Incidentally, Hartman is one of the men, seated courtside at the Target Center, onto whom Kevin Garnett claps up a cloud of talcum powder before games. The victims always look as if they've just sneezed into a pile of cocaine—which might be, come to think of it, an apt pregame ritual, given the Caligula-style conspicuous consumption everywhere else in the arena.

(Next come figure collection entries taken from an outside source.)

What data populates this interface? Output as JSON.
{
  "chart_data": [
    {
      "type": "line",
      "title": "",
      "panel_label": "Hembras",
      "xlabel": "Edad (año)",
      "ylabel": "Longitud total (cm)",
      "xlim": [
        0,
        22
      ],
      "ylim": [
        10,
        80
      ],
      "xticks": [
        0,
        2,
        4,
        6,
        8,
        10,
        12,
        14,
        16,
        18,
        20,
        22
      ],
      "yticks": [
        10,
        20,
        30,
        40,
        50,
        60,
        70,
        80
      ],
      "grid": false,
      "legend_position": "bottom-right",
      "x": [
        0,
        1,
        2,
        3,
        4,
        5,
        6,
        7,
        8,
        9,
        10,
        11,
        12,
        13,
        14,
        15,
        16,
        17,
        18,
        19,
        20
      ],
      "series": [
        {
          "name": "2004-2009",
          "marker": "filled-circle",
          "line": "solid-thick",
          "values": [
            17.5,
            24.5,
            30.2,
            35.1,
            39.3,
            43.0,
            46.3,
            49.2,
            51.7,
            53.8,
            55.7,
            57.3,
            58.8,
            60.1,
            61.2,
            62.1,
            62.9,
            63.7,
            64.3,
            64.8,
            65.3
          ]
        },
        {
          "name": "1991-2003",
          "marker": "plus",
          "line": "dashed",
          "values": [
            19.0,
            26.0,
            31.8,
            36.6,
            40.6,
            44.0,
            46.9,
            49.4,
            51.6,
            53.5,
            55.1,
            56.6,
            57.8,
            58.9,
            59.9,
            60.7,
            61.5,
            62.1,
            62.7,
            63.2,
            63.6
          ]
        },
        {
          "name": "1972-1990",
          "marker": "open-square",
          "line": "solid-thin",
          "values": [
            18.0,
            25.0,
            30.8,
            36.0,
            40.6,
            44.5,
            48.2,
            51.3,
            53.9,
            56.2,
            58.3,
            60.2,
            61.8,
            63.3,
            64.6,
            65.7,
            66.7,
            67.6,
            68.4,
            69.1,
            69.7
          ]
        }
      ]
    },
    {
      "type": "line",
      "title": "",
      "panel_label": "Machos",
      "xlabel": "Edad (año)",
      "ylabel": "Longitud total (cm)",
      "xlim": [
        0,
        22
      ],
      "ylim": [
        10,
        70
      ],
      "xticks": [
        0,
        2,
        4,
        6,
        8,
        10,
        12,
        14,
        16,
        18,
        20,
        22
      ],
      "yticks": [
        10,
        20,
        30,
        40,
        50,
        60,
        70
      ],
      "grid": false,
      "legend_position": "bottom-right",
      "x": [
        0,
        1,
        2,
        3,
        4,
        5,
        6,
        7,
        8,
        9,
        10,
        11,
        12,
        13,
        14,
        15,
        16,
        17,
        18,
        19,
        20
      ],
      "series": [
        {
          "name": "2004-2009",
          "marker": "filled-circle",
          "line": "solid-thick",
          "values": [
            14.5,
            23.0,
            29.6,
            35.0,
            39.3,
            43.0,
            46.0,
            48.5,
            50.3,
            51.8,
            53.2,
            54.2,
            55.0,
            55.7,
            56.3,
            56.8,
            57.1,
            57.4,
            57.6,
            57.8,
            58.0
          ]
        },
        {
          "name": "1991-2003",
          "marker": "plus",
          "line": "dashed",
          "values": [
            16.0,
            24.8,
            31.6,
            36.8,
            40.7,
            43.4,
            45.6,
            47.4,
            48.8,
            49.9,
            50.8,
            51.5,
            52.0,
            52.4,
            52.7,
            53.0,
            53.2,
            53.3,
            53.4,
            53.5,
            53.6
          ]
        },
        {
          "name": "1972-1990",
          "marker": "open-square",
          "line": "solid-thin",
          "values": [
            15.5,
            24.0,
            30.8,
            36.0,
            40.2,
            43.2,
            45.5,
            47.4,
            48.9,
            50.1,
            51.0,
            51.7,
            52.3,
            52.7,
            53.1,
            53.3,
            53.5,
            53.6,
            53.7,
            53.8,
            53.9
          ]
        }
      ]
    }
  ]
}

Invited to praise Garnett on the eve of the series, Jackson wisely declined to "add to the accolades" the league MVP has already received—perhaps because those escalating accolades only encourage...Escalades. Timberwolves star Latrell Sprewell's Escalade bears his name in script in several places, inviting the eye in before it is abruptly spurned by black-tinted windows. The Cadillac's spinning platinum rims are mimicked by the spinning platinum rims on Spree's sneakers. (Really.)
Yet in interviews Sprewell—whose fashionable eyeglasses you suspect serve no vision-correcting purpose—is pleasantly, hypnotically bland. For many such stars, reality has been more than softened; it's been anesthetized. A few years ago Rasheed Wallace answered every question in a playoff press conference with the words, "Both teams played hard," a mantra that one NBA employee later had emblazoned on a T-shirt. When O'Neal repeated that magic phrase after Game 1 last Friday night, I half-expected a duck to drop from the ceiling and Groucho Marx to materialize.